Astarte co-founder Teresa Farmaki declined to disclose the 10-year close-ended fund’s return targets, but she did comment on the fact that Paraguay’s conducive climate for growing forestry is largely untapped, and the potential to store roughly 9 million tons of carbon across the planned 50,000 hectare eucalyptus plantation, has attracted a diverse range of prospective investors.

“The trees actually grow one meter a month,” Farmaki said. “We get 24-meter trees in two years, which is one of the key attributes of the region.

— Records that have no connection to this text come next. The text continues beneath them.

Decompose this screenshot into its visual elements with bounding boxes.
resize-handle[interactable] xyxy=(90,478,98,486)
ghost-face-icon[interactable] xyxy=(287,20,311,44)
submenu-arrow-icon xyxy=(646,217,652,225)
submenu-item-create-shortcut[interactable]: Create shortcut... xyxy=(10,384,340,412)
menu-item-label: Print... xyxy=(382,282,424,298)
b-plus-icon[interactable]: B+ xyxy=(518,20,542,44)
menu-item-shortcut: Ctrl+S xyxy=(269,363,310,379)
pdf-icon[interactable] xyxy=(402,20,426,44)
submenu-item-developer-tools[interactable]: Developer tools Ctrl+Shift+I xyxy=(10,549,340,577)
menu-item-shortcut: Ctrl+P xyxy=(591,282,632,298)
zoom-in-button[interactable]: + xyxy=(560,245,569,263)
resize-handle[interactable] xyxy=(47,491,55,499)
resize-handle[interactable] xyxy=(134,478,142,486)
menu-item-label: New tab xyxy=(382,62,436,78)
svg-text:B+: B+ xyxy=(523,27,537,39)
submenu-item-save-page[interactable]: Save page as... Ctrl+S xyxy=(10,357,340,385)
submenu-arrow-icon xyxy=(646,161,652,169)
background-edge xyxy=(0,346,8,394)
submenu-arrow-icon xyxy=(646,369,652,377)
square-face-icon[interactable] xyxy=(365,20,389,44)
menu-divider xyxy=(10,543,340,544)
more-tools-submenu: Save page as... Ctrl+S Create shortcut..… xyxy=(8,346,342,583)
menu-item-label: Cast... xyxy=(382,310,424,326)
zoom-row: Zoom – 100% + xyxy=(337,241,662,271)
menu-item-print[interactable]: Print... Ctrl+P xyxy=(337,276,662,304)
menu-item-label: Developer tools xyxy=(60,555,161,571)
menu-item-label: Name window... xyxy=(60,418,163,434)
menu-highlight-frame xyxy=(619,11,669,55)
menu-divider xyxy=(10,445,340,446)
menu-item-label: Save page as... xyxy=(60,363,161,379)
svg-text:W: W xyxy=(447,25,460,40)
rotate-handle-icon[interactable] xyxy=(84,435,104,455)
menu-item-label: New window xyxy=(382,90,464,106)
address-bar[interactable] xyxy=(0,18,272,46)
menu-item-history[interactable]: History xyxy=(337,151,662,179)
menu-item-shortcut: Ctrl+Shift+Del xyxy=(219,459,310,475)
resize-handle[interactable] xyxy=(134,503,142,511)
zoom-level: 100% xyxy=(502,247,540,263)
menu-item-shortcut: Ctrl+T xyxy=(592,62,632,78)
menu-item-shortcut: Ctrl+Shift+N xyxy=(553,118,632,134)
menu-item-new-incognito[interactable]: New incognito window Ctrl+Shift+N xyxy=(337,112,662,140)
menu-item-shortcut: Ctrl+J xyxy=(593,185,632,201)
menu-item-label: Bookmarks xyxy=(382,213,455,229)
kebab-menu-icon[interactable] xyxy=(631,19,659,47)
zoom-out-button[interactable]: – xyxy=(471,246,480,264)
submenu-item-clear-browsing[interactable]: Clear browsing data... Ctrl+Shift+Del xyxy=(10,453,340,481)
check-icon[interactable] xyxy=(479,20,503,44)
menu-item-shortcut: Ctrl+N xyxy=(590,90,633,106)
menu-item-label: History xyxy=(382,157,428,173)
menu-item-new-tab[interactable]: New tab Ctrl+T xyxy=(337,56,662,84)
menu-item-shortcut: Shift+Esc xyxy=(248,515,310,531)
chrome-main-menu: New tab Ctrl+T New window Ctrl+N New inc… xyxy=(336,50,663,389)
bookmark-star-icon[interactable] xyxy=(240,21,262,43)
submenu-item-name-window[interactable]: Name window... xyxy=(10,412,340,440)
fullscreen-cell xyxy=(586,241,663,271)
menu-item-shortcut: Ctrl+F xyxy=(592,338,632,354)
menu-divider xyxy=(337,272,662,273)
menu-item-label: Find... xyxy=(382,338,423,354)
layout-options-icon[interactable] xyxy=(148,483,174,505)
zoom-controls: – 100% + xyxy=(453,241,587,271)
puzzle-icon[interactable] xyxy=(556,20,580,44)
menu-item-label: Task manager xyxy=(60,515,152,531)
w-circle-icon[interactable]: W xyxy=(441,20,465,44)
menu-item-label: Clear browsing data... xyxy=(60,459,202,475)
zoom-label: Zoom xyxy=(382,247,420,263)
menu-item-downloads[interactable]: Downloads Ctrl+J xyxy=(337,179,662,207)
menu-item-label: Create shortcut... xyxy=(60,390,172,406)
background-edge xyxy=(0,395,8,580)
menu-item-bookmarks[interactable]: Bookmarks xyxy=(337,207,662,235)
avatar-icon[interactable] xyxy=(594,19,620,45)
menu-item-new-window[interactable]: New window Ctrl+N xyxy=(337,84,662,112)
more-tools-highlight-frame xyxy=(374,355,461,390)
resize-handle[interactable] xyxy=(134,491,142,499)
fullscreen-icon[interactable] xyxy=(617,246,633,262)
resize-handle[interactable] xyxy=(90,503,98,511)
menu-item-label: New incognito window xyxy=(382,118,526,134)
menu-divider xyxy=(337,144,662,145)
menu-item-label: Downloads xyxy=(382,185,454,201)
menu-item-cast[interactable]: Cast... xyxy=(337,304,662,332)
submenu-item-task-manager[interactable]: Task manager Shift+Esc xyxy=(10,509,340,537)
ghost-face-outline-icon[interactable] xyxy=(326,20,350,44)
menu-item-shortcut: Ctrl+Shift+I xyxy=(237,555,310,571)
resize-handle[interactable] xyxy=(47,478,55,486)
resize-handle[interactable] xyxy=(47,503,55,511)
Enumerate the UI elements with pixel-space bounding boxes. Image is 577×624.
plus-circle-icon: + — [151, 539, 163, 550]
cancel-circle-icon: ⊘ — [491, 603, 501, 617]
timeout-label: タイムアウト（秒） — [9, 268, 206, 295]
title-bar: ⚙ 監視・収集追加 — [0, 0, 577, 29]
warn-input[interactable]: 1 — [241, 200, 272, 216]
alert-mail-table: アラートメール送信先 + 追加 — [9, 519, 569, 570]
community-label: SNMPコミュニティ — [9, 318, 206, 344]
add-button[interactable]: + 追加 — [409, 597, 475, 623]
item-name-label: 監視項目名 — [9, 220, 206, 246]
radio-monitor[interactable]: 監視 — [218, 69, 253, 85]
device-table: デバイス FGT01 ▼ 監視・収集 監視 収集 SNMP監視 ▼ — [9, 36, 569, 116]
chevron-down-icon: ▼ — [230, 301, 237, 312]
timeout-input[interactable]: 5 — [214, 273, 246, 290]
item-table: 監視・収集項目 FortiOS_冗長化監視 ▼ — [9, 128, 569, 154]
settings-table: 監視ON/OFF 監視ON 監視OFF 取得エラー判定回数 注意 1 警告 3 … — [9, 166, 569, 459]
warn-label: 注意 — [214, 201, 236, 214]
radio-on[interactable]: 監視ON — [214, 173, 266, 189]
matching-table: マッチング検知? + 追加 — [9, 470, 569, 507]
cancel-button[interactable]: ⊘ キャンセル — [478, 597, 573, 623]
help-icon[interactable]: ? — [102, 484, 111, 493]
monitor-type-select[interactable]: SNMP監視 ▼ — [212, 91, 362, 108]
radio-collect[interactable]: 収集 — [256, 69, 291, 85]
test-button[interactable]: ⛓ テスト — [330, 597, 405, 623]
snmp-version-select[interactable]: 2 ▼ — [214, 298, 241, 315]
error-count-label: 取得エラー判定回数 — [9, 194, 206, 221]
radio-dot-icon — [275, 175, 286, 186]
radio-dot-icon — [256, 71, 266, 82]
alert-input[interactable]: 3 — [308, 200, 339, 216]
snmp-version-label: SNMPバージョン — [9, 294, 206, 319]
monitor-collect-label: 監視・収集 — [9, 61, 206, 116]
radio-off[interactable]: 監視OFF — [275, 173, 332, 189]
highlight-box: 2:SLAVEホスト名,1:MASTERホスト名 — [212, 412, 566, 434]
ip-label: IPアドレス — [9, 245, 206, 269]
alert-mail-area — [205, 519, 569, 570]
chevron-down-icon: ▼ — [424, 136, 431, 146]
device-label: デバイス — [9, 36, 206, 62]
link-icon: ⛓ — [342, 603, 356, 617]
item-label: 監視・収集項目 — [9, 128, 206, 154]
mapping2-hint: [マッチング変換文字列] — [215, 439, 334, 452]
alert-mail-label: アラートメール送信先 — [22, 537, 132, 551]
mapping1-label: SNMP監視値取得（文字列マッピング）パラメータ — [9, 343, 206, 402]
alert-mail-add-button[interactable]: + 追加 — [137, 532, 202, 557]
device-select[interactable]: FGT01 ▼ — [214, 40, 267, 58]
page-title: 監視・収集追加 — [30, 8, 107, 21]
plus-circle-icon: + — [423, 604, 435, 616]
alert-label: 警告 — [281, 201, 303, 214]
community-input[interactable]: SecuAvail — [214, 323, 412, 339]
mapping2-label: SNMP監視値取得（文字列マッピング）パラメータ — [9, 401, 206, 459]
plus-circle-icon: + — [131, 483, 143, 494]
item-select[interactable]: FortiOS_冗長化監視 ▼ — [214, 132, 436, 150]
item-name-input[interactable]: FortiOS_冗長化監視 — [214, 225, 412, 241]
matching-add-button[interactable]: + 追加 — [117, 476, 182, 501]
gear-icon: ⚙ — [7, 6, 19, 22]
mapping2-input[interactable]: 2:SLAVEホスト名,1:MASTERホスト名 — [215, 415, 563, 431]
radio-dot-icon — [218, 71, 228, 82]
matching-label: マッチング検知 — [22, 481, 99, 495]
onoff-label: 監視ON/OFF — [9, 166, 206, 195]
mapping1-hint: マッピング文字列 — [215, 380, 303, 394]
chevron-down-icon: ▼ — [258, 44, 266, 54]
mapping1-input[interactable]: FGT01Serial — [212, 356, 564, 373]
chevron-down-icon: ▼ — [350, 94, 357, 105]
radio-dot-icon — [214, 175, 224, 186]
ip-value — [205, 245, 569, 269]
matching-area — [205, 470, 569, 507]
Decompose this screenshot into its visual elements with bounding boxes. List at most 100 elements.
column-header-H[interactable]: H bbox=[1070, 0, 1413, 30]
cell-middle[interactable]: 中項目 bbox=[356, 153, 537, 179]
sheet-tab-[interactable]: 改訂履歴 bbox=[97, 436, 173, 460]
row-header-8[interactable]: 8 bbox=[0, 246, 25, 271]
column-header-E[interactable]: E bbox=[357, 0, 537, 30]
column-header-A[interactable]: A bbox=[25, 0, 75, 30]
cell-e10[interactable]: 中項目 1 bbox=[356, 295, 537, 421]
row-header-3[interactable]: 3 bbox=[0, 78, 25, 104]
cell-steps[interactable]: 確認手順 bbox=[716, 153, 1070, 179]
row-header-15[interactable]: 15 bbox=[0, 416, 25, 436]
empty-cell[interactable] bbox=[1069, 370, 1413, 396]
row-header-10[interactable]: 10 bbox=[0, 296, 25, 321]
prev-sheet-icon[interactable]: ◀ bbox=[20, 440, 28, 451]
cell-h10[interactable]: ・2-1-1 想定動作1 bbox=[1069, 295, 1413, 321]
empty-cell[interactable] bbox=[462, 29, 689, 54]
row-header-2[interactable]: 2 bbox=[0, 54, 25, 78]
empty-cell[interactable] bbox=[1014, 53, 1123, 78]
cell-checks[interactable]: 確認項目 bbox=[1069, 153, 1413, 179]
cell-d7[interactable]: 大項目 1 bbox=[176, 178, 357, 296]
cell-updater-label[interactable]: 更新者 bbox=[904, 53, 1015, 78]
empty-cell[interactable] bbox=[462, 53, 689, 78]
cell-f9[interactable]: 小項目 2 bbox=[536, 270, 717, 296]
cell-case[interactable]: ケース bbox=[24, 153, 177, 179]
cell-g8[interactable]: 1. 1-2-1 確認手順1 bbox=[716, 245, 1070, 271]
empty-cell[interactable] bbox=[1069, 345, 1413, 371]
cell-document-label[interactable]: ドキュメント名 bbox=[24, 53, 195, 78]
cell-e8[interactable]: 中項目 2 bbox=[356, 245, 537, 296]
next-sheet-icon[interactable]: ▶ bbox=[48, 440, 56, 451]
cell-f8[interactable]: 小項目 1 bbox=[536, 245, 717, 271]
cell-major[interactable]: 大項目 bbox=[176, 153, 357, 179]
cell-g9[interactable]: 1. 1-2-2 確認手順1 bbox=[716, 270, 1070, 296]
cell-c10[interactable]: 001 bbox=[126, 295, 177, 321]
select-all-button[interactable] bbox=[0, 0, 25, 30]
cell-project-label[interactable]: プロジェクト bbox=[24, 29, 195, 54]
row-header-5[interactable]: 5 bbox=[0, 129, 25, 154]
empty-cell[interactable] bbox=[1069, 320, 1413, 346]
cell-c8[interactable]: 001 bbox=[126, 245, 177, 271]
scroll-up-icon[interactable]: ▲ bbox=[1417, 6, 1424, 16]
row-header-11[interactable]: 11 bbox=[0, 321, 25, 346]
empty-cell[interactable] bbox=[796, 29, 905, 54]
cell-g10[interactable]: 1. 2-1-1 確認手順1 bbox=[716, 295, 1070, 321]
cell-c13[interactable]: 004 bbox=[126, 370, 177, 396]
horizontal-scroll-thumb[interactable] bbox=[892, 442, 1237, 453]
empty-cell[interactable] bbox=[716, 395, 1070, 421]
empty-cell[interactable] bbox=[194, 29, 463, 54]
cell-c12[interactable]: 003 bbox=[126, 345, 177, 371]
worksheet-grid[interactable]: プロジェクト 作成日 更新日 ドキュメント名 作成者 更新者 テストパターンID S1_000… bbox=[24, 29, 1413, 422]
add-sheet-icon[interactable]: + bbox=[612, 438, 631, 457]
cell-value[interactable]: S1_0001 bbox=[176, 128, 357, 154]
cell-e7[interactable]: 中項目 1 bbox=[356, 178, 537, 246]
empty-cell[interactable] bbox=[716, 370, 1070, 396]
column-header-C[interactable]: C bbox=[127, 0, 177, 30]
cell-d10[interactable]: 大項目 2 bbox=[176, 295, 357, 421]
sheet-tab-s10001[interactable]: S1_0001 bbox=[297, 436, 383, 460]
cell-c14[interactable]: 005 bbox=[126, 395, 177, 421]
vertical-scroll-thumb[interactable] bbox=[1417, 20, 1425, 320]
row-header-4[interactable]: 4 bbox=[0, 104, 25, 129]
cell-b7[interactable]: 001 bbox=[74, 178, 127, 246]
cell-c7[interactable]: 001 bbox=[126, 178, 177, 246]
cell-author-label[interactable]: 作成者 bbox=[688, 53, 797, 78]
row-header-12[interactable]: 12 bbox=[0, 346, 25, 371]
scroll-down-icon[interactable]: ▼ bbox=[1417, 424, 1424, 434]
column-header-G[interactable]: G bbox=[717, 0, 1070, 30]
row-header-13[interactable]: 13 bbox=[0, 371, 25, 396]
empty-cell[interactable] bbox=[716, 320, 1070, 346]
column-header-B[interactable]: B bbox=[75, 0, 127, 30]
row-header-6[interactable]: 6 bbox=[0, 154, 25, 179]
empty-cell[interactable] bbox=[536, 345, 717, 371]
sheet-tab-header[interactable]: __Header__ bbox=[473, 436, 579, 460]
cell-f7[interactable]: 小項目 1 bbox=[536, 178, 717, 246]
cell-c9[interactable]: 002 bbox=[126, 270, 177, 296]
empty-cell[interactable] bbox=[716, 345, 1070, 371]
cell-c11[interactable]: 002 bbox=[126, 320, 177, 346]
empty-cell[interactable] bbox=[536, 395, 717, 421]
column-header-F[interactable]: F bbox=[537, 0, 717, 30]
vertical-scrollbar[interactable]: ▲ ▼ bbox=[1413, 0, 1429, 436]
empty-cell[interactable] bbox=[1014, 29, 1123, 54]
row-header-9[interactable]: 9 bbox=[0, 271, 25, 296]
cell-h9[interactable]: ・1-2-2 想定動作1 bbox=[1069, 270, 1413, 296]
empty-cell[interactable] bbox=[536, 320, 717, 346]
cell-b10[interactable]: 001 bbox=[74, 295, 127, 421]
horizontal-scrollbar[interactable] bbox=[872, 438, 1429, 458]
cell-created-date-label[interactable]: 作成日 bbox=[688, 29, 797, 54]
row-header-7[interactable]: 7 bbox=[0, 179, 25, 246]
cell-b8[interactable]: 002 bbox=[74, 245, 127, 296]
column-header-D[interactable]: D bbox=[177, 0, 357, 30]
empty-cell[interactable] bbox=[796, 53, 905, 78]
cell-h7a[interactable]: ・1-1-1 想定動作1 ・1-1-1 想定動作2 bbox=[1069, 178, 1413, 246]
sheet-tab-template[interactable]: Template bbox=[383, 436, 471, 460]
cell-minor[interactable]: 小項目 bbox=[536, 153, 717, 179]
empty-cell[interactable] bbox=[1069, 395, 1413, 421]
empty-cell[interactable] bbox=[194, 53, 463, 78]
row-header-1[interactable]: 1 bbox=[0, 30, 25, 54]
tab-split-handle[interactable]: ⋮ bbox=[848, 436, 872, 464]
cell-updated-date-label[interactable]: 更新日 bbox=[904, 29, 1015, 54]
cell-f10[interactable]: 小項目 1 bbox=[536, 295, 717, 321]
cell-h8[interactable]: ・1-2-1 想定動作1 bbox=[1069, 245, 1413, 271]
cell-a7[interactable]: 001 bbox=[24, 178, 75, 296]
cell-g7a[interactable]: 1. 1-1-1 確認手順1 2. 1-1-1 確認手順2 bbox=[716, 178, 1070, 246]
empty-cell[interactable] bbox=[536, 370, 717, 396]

The world needs more forests and that region is just absolutely unique for realizing that.”

The fund expects to begin rotational harvesting by year seven, which is also when Astarte expects to begin trading carbon credits generated by the forestry assets, Farmaki added.

And over in Europe, Gresham House Forestry managing partner Olly Hughes tells Agri Investor in an upcoming interview that 2020 was a year in which the UK-based firm “did very well and our investors did very well.”

Hughes cited three main drivers for the firm’s good year: a weaker pound that made domestically-grown timber more attractive, increased domestic timber demand due to more home renovations, and increasing investor appetite for sustainable assets.

The firm will launch a second UK vehicle in Q2 and will kick off “an international strategy” over the course of the year, he confirmed.

Based on this geographically diverse set of funds and anecdotes, the signs point to another favorable year for the timberland asset class.